Como garantir as liberdades individuais na sociedade contemporânea?
Enviada em 20/06/2020
A Constituição Federal, de 1988, diz que a liberdade de expressão é um direito a ser garantido pelo Estado. No entanto, conforme apresentado pelo ministro do Supremo Tribunal Federal (STF) Alexandre de Moraes, é importante diferenciar liberdade de expressão de intolerância ao próximo, uma vez que, ao não respeitar uma opinião contrária, há, claramente, uma transgressão de princípios constitucionais de defesa a diversidade cultural. Sendo assim, é imprescindível que o Estado interfira nessa questão, a fim de conciliar as liberdades individuais com a tolerância às opiniões diversas.

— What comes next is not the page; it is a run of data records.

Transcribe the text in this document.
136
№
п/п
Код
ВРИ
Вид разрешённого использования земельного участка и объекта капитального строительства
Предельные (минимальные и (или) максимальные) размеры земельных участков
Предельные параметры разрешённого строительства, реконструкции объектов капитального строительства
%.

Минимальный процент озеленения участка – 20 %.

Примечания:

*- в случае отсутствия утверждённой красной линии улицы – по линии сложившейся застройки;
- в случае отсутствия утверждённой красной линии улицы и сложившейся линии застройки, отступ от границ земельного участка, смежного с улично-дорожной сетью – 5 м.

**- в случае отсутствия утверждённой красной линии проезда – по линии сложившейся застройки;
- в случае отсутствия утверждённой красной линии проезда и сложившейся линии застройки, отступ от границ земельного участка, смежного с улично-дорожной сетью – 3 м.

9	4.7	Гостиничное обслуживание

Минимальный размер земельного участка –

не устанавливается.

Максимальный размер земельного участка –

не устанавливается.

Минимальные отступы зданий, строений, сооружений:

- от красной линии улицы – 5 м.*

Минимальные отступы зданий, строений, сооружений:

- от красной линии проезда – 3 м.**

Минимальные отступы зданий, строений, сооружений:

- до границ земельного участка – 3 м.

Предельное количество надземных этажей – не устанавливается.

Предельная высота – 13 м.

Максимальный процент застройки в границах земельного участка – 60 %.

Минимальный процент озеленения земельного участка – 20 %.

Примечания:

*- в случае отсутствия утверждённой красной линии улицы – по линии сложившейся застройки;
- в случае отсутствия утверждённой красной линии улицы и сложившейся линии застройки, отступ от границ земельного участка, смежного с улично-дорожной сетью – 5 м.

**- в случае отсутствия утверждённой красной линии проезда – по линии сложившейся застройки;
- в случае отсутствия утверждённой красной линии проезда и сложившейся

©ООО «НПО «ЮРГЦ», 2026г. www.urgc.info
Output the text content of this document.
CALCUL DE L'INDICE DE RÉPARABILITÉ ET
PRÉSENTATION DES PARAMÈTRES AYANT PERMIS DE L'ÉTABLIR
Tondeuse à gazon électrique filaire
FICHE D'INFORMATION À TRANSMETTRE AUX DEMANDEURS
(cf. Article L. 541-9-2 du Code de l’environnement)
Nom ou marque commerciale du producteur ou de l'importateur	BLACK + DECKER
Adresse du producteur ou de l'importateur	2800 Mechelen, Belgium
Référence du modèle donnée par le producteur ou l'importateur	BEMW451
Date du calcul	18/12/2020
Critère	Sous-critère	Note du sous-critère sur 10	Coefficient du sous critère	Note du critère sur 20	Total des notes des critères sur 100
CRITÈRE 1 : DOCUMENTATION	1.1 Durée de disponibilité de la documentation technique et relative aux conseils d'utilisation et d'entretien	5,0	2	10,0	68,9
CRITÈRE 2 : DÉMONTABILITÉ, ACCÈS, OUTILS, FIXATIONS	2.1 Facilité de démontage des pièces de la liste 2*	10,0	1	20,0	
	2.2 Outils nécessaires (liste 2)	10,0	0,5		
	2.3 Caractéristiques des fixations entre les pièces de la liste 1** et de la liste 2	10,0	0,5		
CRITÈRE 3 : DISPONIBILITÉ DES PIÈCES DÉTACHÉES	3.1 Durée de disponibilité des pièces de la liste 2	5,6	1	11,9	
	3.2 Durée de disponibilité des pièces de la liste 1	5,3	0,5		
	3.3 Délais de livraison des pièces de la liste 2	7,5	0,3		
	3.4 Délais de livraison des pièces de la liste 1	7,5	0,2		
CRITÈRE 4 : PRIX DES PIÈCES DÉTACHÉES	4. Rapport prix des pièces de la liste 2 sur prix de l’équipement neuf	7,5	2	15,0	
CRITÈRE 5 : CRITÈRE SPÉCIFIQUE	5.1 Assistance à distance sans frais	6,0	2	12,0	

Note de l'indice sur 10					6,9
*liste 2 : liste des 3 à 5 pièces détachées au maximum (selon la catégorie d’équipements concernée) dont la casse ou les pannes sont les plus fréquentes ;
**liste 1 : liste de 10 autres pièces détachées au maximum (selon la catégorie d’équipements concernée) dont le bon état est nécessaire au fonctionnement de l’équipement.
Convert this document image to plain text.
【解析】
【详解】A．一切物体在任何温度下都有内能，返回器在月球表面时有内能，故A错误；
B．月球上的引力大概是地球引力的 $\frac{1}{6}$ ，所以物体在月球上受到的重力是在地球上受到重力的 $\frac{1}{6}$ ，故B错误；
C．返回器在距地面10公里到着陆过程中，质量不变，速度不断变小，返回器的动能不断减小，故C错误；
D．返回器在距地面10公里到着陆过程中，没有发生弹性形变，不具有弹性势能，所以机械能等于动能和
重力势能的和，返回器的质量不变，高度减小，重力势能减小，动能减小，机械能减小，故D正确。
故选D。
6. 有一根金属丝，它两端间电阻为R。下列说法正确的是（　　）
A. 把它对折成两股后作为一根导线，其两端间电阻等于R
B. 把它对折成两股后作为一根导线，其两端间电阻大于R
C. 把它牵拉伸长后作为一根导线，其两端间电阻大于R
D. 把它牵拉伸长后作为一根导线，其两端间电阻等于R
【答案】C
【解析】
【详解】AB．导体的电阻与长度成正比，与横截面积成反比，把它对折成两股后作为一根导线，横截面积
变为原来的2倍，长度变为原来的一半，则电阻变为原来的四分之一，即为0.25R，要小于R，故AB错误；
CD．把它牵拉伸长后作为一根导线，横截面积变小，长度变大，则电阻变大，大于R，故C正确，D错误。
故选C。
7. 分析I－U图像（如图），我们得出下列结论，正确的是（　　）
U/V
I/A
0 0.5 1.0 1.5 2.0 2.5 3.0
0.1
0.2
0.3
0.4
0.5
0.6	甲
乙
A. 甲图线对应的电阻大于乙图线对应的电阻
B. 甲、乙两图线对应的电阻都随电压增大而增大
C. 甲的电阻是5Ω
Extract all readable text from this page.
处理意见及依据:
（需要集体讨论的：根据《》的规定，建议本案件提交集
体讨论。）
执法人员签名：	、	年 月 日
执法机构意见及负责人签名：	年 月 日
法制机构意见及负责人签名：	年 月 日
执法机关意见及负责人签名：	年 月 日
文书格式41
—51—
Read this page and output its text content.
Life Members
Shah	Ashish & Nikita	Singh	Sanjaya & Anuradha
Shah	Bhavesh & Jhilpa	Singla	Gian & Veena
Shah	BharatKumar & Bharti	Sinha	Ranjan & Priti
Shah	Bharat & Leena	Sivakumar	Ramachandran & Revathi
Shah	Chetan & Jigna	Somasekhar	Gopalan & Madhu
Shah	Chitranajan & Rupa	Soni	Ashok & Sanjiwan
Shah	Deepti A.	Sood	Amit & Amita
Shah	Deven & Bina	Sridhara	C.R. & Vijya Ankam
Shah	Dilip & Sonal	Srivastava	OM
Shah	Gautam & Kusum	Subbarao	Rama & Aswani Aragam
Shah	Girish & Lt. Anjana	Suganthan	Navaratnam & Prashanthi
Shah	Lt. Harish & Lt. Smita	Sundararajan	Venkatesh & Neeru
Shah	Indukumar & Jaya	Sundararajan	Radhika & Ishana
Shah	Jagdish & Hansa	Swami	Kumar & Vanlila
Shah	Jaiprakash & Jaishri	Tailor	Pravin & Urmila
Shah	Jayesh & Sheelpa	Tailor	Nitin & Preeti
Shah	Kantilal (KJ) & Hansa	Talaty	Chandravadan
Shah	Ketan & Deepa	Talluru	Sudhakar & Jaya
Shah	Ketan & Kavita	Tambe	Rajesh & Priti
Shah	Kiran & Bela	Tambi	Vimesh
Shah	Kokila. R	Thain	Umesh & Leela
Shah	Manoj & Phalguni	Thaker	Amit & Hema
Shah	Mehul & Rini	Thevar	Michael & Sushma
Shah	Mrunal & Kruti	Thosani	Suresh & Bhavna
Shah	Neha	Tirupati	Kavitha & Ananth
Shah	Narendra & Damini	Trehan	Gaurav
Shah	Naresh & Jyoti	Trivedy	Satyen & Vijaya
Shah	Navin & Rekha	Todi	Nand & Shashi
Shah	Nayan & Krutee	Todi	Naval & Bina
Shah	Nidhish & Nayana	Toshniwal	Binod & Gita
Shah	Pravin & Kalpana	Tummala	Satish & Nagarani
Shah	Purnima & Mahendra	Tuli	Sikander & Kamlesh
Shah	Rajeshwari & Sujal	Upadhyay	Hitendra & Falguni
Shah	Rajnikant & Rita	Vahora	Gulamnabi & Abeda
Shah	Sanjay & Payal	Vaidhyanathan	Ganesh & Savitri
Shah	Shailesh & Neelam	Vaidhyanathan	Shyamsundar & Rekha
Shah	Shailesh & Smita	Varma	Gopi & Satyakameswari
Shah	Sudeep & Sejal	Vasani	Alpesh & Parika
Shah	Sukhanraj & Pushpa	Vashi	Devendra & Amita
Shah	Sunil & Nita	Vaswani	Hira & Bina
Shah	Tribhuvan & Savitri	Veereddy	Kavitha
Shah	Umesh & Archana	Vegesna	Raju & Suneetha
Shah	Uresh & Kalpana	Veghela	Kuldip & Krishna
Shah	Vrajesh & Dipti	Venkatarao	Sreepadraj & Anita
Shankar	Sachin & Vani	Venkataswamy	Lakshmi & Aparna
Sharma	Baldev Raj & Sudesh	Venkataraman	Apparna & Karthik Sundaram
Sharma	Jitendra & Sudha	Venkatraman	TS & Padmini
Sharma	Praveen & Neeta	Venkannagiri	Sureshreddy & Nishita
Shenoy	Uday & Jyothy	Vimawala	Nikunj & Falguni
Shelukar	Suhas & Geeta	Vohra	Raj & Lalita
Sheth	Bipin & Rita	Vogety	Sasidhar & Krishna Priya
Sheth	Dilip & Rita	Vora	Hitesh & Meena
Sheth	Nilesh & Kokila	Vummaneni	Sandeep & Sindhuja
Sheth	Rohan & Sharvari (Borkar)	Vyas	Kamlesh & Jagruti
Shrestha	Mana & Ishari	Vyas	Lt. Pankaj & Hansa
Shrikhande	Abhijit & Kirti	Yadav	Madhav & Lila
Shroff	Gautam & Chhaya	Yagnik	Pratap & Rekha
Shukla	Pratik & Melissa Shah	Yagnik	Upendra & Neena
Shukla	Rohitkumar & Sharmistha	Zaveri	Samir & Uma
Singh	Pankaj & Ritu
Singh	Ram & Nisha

É importante ressaltar, primeiramente, que o advento da internet propiciou um aumento no dinamismo de informações entre os vários setores da sociedade. Em contrapartida, tal criação também propiciou em uma maior disseminação de notícias falsas, essas que, por sua vez transgride os limites das liberdades de expressão, pois, ao atacar moralmente as pessoas ou mesmo as instituições, há um desrespeito à diversidade cultural. Diante disso, atualmente, há, no STF, um inquérito aberto que vem investigando prováveis mentores de um esquema de disseminação de fake news durante as eleições gerais de 2018. Tal inquérito tem por objetivo apresentar a sociedade, com amparo na lei, as consequências jurídicas que o cidadão está sujeito ao não respeitar a ordem social. Sendo assim, percebe-se que o Estado tem tomado providências para garantir as liberdades individuais, por mais que a crescente tensão entre os grupos políticos tenha estimulado a intolerância ao próximo.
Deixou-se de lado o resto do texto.